[Checkpoint] wait for checkpoint service to stop during reconfig #17556

mwtian · 2024-05-07T22:20:52Z

Description

Currently during reconfig, CheckpointService tasks, including CheckpointBuilder and CheckpointAggregator, are notified to shut down. But reconfig does not wait for them to finish shutting down. There can be a race between the reconfig loop proceeding to drop the epoch db handle, while CheckpointBuilder tries to read from epoch db when creating a new checkpoint. The race can result in panics.

Test plan

CI
Simulation

Release notes

Check each box that your changes affect. If none of the boxes relate to your changes, release notes aren't required.

For each box you select, include information after the relevant heading that describes the impact of your changes that a user might notice and any actions they must take to implement updates.

vercel · 2024-05-07T22:20:55Z

The latest updates on your projects.
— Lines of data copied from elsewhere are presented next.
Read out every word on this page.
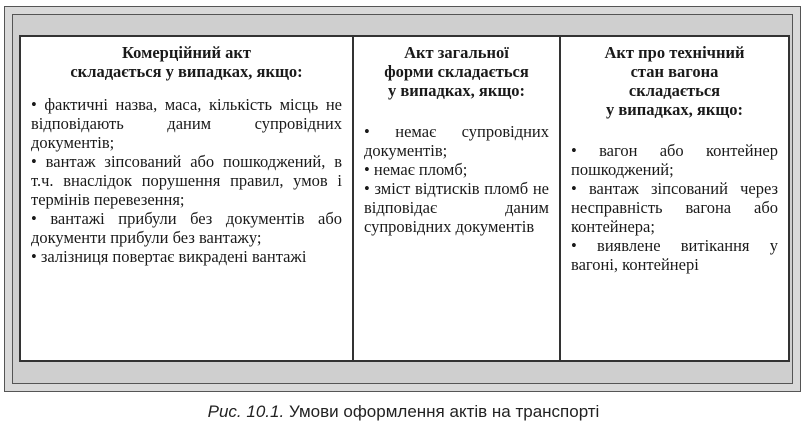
Комерційний акт
складається у випадках, якщо:
• фактичні назва, маса, кількість місць не відповідають даним супровідних документів;
• вантаж зіпсований або пошкоджений, в т.ч. внаслідок порушення правил, умов і термінів перевезення;
• вантажі прибули без документів або документи прибули без вантажу;
• залізниця повертає викрадені вантажі
Акт загальної
форми складається
у випадках, якщо:
• немає супровідних документів;
• немає пломб;
• зміст відтисків пломб не відповідає даним супровідних документів
Акт про технічний
стан вагона
складається
у випадках, якщо:
• вагон або контейнер пошкоджений;
• вантаж зіпсований через несправність вагона або контейнера;
• виявлене витікання у вагоні, контейнері
Рис. 10.1. Умови оформлення актів на транспорті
Learn more about Vercel for Git ↗︎

Name	Status	Preview	Comments	Updated (UTC)
sui-docs	✅ Ready (Inspect)	Visit Preview	💬 Add feedback	Oct 18, 2024 4:42am

3 Skipped Deployments

Name	Status	Preview	Updated (UTC)
multisig-toolkit	⬜️ Ignored (Inspect)	Visit Preview	Oct 18, 2024 4:42am
sui-kiosk	⬜️ Ignored (Inspect)	Visit Preview	Oct 18, 2024 4:42am
sui-typescript-docs	⬜️ Ignored (Inspect)	Visit Preview	Oct 18, 2024 4:42am

halfprice · 2024-05-10T18:39:42Z

Discussed this with @mwtian in the office the other day. Can we make sure it is actually safe to cancel make_checkpoint and aggregator's run_and_notify, and won't leave inconsistent state in the memory? Maybe consider using fail_points to cancel these tasks while it is running, and see if it causes any errors.

mystenmark · 2024-05-10T21:21:23Z

Discussed this with @mwtian in the office the other day. Can we make sure it is actually safe to cancel make_checkpoint and aggregator's run_and_notify, and won't leave inconsistent state in the memory? Maybe consider using fail_points to cancel these tasks while it is running, and see if it causes any errors.
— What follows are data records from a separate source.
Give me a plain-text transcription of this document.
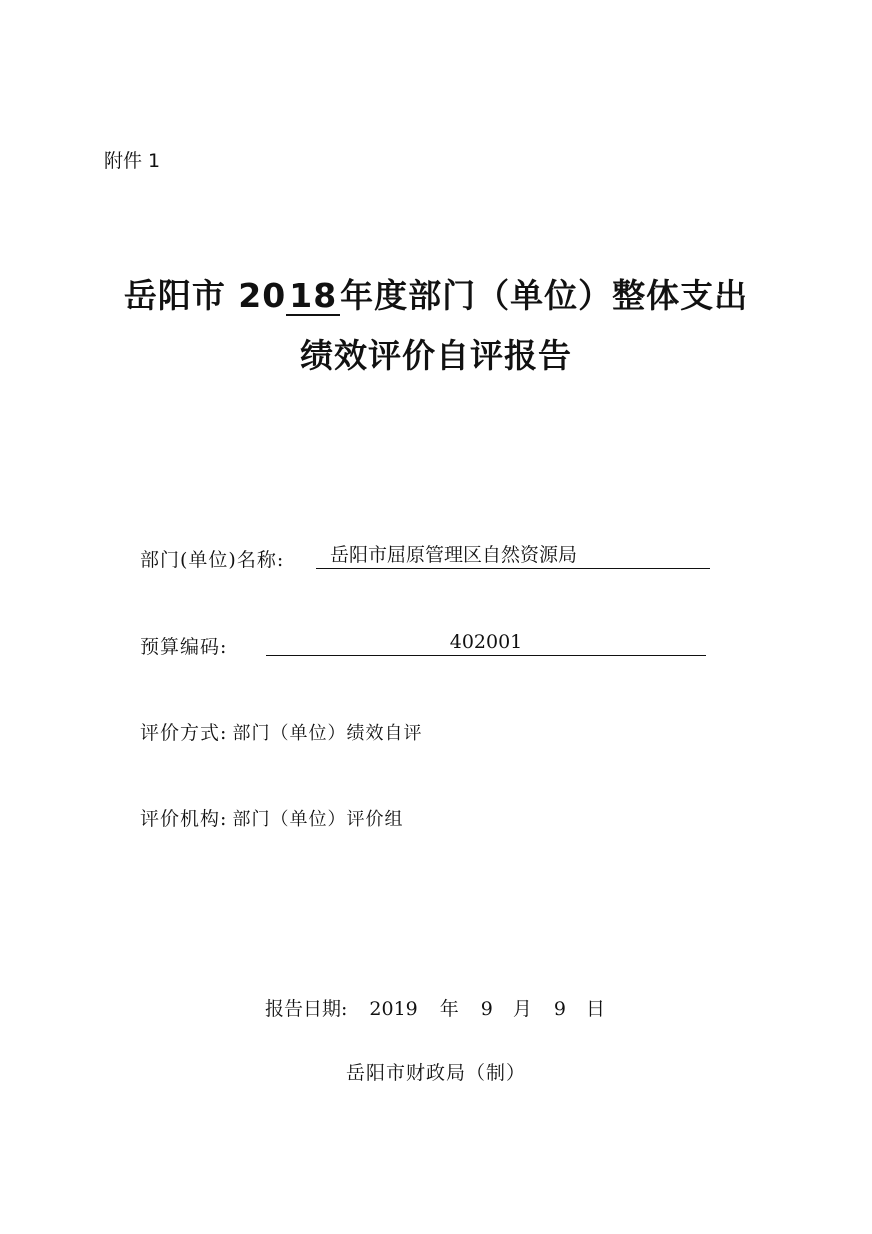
附件 1
岳阳市 2018年度部门（单位）整体支出
绩效评价自评报告
部门(单位)名称:	岳阳市屈原管理区自然资源局
预算编码:	402001
评价方式: 部门（单位）绩效自评
评价机构: 部门（单位）评价组
报告日期: 2019 年 9 月 9 日
岳阳市财政局（制）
I had the same question. It might be better to keep the pre-existing graceful shutdown logic, and do a while join_set.join_next().is_some() to wait for shutdown to complete

mwtian · 2024-05-10T21:56:43Z

I was thinking that if canceling checkpoint creation is problematic, panic would cause inconsistency as well which I have not observed. The in-memory data seems per epoch and they do not seem to be concurrently accessed. I will add a fail point and if there is a strong preference, I will add the wait for processing to finish.

mystenmark · 2024-05-22T03:04:55Z

crates/sui-core/src/checkpoints/mod.rs

            certified_checkpoint_output,
            state.clone(),
            metrics.clone(),
        );

-        spawn_monitored_task!(aggregator.run());
+        tasks.spawn(aggregator.run());


we are also losing the spawn_monitored_task! here. should be easy to change the macro to take a joinset.

Using monitored_future!() now.

mystenmark · 2024-05-22T03:06:19Z

I was thinking that if canceling checkpoint creation is problematic, panic would cause inconsistency as well which I have not observed. The in-memory data seems per epoch and they do not seem to be concurrently accessed. I will add a fail point and if there is a strong preference, I will add the wait for processing to finish.

The difference is that the panic wipes all in memory state so we would only be dealing with crash-recovery issues. Still, the fact that we only do this at the end of the epoch is convincing to me. Between that and the fact that simtest would be able to find problems with this, I think its okay as is.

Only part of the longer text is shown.